Wednesday, July 01, 2009

Edward Everett (1794-1865)

Edward Everett was one of America's foremost Hellenists and orators in the nineteenth century. He was elected to the House of Representatives and the United States Senate, became the Governor of Massachusetts, and then Secretary of State under Millard Fillmore, and was a failed vice-presidential candidate in 1860. He also served at President of Harvard University from 1846-1849.

After graduating from Harvard and preaching from the Brattle Street pulpit, he was invited to a professorship of Greek at Harvard, and allowed to study in Germany first, while receiving full salary. It is claimed that he was the first American to receive a Ph.D., which he took from Göttingen in 1817. Ralph Waldo Emerson studied in his classroom at Harvard, and said of him: "There was an influence on the young from the genius of Everett which was almost comparable to that of Pericles in Athens."

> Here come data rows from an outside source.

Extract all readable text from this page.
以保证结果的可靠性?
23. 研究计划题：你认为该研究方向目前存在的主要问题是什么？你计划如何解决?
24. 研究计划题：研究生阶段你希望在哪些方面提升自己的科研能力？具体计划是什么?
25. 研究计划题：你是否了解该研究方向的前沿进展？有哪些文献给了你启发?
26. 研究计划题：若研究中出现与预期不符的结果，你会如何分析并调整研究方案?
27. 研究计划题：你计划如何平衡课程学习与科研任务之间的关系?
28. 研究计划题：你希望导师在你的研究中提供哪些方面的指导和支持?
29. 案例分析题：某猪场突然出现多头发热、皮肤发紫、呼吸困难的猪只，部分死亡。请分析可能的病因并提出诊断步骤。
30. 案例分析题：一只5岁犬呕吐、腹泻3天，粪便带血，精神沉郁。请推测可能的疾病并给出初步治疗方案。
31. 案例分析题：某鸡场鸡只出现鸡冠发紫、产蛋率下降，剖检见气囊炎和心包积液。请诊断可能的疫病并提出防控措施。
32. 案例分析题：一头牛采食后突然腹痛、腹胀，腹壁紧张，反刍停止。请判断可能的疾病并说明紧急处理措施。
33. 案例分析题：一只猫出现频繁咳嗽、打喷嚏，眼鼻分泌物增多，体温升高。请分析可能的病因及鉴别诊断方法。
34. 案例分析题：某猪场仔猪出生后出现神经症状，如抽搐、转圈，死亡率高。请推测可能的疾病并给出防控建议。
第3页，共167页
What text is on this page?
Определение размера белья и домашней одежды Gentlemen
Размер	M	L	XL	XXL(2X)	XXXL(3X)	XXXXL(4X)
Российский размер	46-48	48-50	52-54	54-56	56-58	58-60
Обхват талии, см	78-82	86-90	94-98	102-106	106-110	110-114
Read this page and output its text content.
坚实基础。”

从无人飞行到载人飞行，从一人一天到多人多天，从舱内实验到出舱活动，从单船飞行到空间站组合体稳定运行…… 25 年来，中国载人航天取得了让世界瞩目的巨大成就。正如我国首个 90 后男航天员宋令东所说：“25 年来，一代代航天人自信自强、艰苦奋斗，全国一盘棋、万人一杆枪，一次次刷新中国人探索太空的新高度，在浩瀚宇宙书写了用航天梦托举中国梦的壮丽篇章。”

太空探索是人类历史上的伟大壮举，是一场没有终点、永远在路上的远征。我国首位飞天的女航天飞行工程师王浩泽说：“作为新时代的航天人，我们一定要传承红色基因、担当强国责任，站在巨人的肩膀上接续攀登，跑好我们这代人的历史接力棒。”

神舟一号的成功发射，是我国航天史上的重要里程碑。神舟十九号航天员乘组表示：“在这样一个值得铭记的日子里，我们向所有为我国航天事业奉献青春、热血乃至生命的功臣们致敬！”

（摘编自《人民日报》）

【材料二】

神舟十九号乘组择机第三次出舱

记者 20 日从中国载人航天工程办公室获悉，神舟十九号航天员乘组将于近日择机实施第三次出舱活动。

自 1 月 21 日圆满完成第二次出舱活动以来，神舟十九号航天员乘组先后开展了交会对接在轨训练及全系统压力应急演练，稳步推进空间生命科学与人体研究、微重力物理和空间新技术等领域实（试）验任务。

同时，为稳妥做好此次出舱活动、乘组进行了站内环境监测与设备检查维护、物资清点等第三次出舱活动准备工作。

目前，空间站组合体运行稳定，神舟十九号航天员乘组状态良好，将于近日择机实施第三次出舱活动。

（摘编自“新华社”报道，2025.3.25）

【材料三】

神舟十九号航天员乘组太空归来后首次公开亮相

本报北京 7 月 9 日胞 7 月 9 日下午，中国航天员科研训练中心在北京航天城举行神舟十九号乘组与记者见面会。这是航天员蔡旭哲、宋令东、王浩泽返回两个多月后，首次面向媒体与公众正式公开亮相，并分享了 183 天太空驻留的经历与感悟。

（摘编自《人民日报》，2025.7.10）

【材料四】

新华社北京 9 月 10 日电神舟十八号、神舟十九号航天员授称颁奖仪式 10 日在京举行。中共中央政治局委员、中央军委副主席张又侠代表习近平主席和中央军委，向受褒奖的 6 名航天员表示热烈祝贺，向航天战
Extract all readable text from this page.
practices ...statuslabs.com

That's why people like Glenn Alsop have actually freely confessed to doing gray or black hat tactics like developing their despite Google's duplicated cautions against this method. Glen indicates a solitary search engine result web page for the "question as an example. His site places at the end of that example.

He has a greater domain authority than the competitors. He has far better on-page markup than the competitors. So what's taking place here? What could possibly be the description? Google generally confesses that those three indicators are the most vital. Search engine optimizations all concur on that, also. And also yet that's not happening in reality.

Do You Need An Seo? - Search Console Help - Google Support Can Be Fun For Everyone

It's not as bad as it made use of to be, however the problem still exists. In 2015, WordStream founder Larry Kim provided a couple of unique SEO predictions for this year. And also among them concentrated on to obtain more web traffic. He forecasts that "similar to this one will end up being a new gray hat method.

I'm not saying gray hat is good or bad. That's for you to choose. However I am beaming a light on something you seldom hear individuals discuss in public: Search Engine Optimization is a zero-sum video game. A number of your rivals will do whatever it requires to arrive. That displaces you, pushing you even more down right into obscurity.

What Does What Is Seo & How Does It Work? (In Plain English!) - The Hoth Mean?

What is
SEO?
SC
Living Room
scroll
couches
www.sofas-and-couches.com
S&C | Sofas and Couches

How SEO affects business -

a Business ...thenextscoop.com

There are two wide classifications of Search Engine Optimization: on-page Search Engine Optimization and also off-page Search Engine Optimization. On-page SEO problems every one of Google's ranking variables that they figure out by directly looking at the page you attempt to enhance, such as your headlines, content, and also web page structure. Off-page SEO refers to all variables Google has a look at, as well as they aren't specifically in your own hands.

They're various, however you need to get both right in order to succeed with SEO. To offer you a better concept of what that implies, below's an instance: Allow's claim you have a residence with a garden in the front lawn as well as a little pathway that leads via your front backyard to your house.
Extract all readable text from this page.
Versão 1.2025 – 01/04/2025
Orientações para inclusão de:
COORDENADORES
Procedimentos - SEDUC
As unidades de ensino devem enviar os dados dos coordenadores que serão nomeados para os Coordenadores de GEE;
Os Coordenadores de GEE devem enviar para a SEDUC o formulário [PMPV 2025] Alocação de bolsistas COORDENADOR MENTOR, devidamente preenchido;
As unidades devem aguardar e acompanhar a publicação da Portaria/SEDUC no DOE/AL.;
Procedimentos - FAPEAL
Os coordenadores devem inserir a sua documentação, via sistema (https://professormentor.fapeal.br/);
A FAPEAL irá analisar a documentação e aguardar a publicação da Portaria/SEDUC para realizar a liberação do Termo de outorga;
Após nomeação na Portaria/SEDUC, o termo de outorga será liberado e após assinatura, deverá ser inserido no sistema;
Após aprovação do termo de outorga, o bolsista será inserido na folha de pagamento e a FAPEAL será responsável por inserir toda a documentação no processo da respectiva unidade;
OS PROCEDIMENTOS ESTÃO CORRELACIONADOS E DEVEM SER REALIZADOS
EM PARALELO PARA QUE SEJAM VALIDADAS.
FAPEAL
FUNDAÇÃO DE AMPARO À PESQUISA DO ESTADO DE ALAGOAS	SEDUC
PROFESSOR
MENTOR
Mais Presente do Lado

While he is clearly an interesting figure in American history for many reasons, it strikes me as remarkable that he had a relationship with both presidents Jefferson and Lincoln. He is well-known for his two-hour speech at Gettysburg which preceded Lincoln's famous address, and corresponded with the president. For Jefferson, he served as a book buyer while in Europe, and corresponded with him also. In one series of letters, when he was 80 years old, Jefferson attempts to argue that Greek did, in fact, possess an ablative case, which was only formally identical to the dative. He finally concedes to Everett, saying, "I acknowledge myself...not an adept in the metaphysical speculations of Grammar. By analyzing too minutely, we often reduce our subject to atoms of which the mind loses its hold."